BCS consists of a surgical procedure whereby the suspicious tumour and a rim of surrounding normal tissue are removed. Up to one-third of all diagnosed breast cancers are non-palpable,and require some form of pre-operative localization to guide precise surgical excision. Currently, options for localization of non-palpable lesions are suboptimal in terms of patient experience, healthcare system resource utilization, and cost-effectiveness.

One of the most common approaches is radioactive seed localization (RSL). RSL consists of insertion of a small radioactive seed under ultrasound guidance to mark the centre and/or borders of the tumour. During the procedure the surgeon uses a hand-held probe to detect the seed and guide surgical excision of the lesion intra-operatively. While RSL is effective the use of a radioactive source is and poses many challenges for patients and staff. Another common approach is wired-guided localization (WGL). WGL involves implantation of a hooked wire to mark the centre or outer edges of the lesion. Due to modest cost and relative ease of use, WGL use is widespread, however disadvantages include significant patient discomfort, possible migration of the implanted wire, and potential difficulties in localizing axillary lymph nodes.

WHAT ARE THE INVESTIGATORS DOING? The investigative team of surgeons and scientists are examining an alternative approach to BCS called magnetic occult lesion localization and imaging (MOLLI). Analogous to RSL, this procedure involves implantation of a small passive magnetic seed - under ultrasound or mammographic imaging guidance - directly into or surrounding the tumour; during the procedure the surgeon uses a novel hand-held probe to intra-operatively detect the position of this seed and remove the tumour.

WHY IS THE STUDY BEING CONDUCTED? MOLLI offers many of the same benefits as RSL but without any radiation. MOLLI also has the potential to be more effective and accurate than other localization methods. MOLLI has recently been evaluated as part of a phase I clinical trial and was demonstrated to be a safe and effective localization technology. The goal for the current trial is to evaluate clinical and health economic outcomes with MOLLI compared to standard-of-care approaches to help improve access to a wireless, low-cost, but effective breast lesion localization technology for breast cancer patients.

WHAT WILL HAPPEN DURING THE STUDY? As part of this study, researchers will 1) evaluate identify barriers and facilitators related to MOLLI based on feedback from clinical staff, 2) demonstrate cost-effectiveness of MOLLI and 3) gather information on the participants' experience with the MOLLI seed.
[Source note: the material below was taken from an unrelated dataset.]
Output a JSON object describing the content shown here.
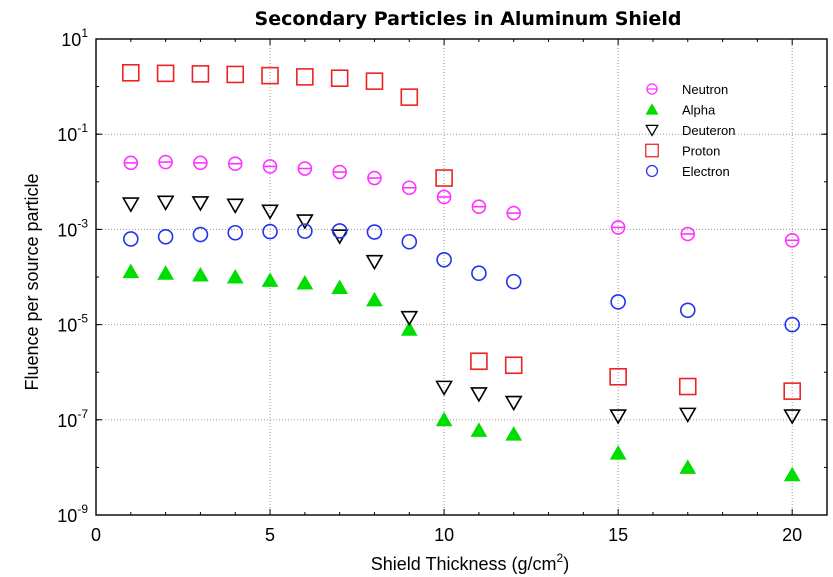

At each site, the first 25 participants will be treated with the standard of care for BCS (RSL or WGL), and the second 25 participants will be treated with MOLLI.

ARE THERE SIDE EFFECTS? No side effects are expected from the study treatments. Possible risks associated with using MOLLI include:

A small risk of bleeding A remote risk of allergic reaction to nickel contained in the MOLLI seeds

WHAT WILL HAPPEN AFTER THE STUDY? Participants may be contacted by a study team member up to and including 16 weeks (6.5 months) after the procedure to take part in a short telephone questionnaire. The questionnaire should take no more than 5 minutes to complete.